YouTube déploie un outil gratuit pour aider célébrités et artistes à détecter et supprimer les deepfakes. Face à l'essor de vidéos hyperréalistes générées par IA, la plateforme veut mieux protéger l'image des personnalités et limiter les risques de manipulation et de désinformation.
YouTube renforce son arsenal face aux deepfakes en proposant un nouvel outil gratuit destiné aux célébrités et artistes d'Hollywood, afin de mieux protéger leur image face aux dérives de l'intelligence artificielle.

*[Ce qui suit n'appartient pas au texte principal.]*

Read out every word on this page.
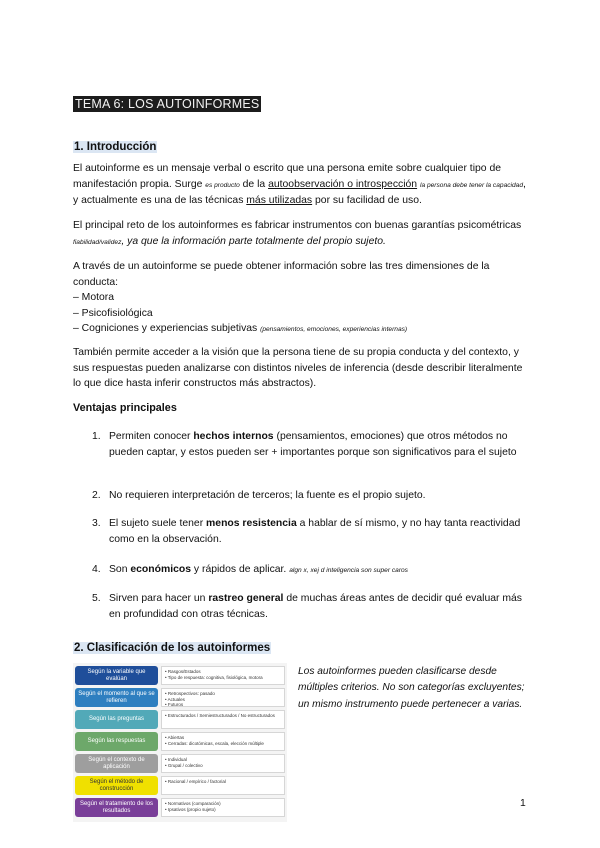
TEMA 6: LOS AUTOINFORMES
1. Introducción
El autoinforme es un mensaje verbal o escrito que una persona emite sobre cualquier tipo de manifestación propia. Surge es producto de la autoobservación o introspección la persona debe tener la capacidad, y actualmente es una de las técnicas más utilizadas por su facilidad de uso.
El principal reto de los autoinformes es fabricar instrumentos con buenas garantías psicométricas fiabilidad/validez, ya que la información parte totalmente del propio sujeto.
A través de un autoinforme se puede obtener información sobre las tres dimensiones de la conducta:
– Motora
– Psicofisiológica
– Cogniciones y experiencias subjetivas (pensamientos, emociones, experiencias internas)
También permite acceder a la visión que la persona tiene de su propia conducta y del contexto, y sus respuestas pueden analizarse con distintos niveles de inferencia (desde describir literalmente lo que dice hasta inferir constructos más abstractos).
Ventajas principales
1. Permiten conocer hechos internos (pensamientos, emociones) que otros métodos no pueden captar, y estos pueden ser + importantes porque son significativos para el sujeto
2. No requieren interpretación de terceros; la fuente es el propio sujeto.
3. El sujeto suele tener menos resistencia a hablar de sí mismo, y no hay tanta reactividad como en la observación.
4. Son económicos y rápidos de aplicar. algn x, xej d inteligencia son super caros
5. Sirven para hacer un rastreo general de muchas áreas antes de decidir qué evaluar más en profundidad con otras técnicas.
2. Clasificación de los autoinformes
Según la variable que evalúan
• Rasgos/Estados
• Tipo de respuesta: cognitiva, fisiológica, motora
Según el momento al que se refieren
• Retrospectivos: pasado
• Actuales
• Futuros
Según las preguntas
• Estructurados / Semiestructurados / No estructurados
Según las respuestas
• Abiertas
• Cerradas: dicotómicas, escala, elección múltiple
Según el contexto de aplicación
• Individual
• Grupal / colectivo
Según el método de construcción
• Racional / empírico / factorial
Según el tratamiento de los resultados
• Normativos (comparación)
• Ipsativos (propio sujeto)
Los autoinformes pueden clasificarse desde múltiples criterios. No son categorías excluyentes; un mismo instrumento puede pertenecer a varias.
1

Lancé le mois dernier, ce dispositif permet d'identifier les contenus dans lesquels un visage est altéré ou généré par l'IA. Initialement conçu pour les responsables politiques, journalistes et figures publiques, il est désormais étendu aux acteurs et musiciens via leurs agences et sociétés de management.
Concrètement, l’outil offre la possibilité de repérer des vidéos utilisant l'apparence d’une personne, notamment via des deepfakes, et d'en demander la suppression. Il reste accessible même sans chaîne personnelle sur la plateforme.
Pour Alon Yamin, cette évolution marque une étape importante. "YouTube franchit un cap dans la protection de l'identité à l'ère de l'IA générative." Il souligne que les technologies capables d'imiter visages, voix et expressions ont progressé plus vite que les mécanismes de contrôle, ouvrant la voie à des usages malveillants.
Une prolifération de contenus hyperréalistes
Cette initiative intervient dans un contexte de multiplication des vidéos truquées mettant en scène des célébrités. Des outils accessibles au grand public, comme Sora, ont facilité la création de séquences ultra-réalistes.
Des figures emblématiques comme Michael Jackson ou Elvis Presley ont ainsi été recréées virtuellement, alimentant les inquiétudes du secteur.
Le phénomène touche aussi les stars actuelles. Le réalisateur Ruairí Robinson a récemment généré une vidéo virale montrant Brad Pitt et Tom Cruise s'affrontant sur un toit, à partir d'une simple instruction textuelle.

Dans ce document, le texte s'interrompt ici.